Our XML query relaxation methodology is applicable to the medical domain as well. For ease in information exchange and presentation, an increasing number of medical documents (e.g. radiological documents or medical lab reports) are stored in XML format. Our query relaxation methodology will assist medical staff and patients in finding desired information over heterogeneous information sources. We are currently working with radiologists at UCLA and using their patient reports as a dataset for evaluating the effectiveness of our methodology.

Goals, Objectives and Targeted Activities

In this project, we focused on query relaxation for the XML model. Unlike the relational model where schema is simple and fixed, the schema in the XML data model is relatively complex and easily extensible. Thus, it is unrealistic to ask the user to understand the full schema and compose very complex queries. As such, the goal of our project is to develop a methodology to automatically relax the user’s query according to the user’s relaxation specifications when the original query yields null or insufficient answers.

To support XML query relaxation, we have developed a technique for automatically generating a relaxation index, X-TAH, which includes the following three steps: 1) for a given query structure pattern, derive XML fragments from XML documents that are both structurally and semantically similar to the query structure pattern; 2) cluster these XML fragments into groups; and 3) assign object name to each of the internal cluster node to describe the content of the sub-cluster represented by this node to facilitate the query relaxation process.

Our proposed RLXQuery language allows users to include query relaxation specifications. And we plan to implement the RLXQuery relaxation kernel, which is built on top of an XML query engine to support RLXQuery.

Area Background

Database Systems, Knowledge-based system, XML query answering and information retrieval

Area References

1. http://www.w3c.org/TR/xquery

2. Andrew Nierman and H. V. Jagadish. Evaluating Structural Similarity in XML Documents.

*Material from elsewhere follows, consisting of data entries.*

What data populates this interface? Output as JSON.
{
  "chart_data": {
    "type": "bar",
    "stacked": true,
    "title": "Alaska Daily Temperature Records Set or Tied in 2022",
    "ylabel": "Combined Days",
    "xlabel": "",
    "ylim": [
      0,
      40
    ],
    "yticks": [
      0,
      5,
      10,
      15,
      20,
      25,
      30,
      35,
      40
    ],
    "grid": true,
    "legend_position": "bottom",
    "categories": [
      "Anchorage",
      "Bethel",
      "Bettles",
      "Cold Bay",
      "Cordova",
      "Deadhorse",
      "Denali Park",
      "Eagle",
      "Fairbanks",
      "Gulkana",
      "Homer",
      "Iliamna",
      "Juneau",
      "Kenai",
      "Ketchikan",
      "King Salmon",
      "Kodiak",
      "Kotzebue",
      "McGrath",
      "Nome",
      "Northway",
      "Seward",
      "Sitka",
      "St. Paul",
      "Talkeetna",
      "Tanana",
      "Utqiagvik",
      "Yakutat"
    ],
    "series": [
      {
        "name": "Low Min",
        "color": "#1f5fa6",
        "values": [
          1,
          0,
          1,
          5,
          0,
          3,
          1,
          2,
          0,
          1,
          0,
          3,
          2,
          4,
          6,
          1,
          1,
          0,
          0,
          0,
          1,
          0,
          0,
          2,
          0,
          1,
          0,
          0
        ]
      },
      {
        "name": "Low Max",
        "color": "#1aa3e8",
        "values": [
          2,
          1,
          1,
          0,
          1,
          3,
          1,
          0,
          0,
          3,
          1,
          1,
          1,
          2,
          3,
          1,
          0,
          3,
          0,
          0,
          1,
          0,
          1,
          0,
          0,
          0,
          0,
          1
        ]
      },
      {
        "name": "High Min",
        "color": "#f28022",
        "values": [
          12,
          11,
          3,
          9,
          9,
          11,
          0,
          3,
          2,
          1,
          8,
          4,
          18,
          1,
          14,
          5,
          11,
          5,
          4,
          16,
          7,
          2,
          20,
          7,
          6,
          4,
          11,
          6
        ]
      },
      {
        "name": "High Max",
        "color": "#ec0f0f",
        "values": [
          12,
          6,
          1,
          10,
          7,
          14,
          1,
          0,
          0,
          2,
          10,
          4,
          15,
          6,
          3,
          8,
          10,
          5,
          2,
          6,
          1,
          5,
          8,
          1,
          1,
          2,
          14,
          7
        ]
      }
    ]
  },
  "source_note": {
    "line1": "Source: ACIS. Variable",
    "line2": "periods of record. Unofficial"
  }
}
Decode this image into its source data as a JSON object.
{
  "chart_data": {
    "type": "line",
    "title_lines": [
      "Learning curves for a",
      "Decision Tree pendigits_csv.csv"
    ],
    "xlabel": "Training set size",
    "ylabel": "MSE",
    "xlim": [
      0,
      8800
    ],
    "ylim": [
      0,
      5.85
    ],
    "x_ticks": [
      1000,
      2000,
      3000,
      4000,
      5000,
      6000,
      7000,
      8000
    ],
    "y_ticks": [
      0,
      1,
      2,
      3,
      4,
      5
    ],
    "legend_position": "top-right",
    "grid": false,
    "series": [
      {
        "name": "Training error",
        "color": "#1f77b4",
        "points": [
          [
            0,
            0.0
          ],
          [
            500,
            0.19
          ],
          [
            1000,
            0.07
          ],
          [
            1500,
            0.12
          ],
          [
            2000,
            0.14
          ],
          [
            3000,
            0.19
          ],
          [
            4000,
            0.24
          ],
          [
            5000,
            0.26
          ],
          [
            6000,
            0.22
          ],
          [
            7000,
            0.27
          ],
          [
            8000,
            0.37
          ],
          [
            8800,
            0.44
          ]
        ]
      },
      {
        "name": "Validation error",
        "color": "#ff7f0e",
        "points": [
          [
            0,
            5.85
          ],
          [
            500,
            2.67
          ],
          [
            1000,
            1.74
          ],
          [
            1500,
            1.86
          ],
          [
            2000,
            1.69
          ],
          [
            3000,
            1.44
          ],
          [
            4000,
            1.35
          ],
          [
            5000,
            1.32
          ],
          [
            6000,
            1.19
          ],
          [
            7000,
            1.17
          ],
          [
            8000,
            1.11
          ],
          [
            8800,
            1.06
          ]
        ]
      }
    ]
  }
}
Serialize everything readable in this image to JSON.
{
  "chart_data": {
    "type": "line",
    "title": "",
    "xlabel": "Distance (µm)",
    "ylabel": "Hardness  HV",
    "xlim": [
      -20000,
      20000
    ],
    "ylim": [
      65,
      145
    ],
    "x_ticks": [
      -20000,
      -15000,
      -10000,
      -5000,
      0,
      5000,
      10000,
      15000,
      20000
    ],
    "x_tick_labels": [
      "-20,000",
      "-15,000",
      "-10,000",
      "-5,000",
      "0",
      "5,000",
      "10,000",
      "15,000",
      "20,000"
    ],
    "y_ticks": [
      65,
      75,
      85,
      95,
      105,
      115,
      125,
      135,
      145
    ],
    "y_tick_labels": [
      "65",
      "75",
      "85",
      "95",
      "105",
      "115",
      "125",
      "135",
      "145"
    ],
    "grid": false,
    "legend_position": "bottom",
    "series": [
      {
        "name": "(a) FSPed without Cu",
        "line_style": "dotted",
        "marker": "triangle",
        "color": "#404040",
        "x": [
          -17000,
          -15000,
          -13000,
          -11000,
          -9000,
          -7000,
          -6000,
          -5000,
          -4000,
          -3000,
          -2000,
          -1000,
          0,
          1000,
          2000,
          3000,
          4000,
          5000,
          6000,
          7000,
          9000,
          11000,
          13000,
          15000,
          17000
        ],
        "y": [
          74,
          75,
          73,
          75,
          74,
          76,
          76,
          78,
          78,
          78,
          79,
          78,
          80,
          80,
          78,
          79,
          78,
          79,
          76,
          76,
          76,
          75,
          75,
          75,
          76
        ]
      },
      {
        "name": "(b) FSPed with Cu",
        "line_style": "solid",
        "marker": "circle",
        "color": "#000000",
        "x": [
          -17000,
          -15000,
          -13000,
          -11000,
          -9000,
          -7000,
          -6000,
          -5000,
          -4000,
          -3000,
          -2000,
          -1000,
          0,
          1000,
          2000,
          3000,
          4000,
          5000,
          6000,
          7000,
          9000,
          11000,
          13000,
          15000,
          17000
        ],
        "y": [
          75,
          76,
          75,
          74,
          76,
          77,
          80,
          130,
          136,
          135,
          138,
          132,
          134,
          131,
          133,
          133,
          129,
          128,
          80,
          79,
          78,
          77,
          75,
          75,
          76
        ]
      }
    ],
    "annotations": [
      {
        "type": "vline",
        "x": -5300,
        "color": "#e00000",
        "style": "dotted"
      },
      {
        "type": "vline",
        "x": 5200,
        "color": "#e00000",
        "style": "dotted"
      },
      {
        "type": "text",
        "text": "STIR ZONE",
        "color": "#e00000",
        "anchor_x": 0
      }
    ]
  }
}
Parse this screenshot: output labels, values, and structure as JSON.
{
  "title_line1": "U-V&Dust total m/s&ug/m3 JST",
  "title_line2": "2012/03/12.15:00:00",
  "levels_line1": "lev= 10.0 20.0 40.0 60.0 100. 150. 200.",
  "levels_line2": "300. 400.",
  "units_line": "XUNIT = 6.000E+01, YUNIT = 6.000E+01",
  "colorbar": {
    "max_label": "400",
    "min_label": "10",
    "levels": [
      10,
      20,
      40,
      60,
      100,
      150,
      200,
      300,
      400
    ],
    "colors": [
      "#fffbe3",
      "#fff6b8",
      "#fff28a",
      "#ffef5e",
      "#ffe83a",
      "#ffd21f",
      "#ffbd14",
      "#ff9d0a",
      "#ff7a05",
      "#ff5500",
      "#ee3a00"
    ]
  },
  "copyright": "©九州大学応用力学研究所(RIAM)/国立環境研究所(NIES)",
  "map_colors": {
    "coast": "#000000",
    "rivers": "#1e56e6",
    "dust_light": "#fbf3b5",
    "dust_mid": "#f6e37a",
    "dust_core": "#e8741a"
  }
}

Proceedings of the Fifth International Workshop on the Web and Databases, June 6-7, 2002, Madison, Wisconsin, USA.

3. Wesley W. Chu, Kuorong Chiang, Chih-Cheng Hsu, Henrick Yau. An Error-based Conceptual Clustering Method for Providing Approximate Query Answers Communications of ACM. 1996

Potential Related Projects

1) Similarity queries over the XML data Project in University of Bologna, Italy.

Project Websites
http://www.cobase.cs. ucla.edu

Description of the website

The website provides a background of CoBase (A Cooperative Database System for query relaxation in relational model), an introduction to the XML Query Relaxation Project, the motivation for XML query relaxation and the methodology we used for XML query relaxation.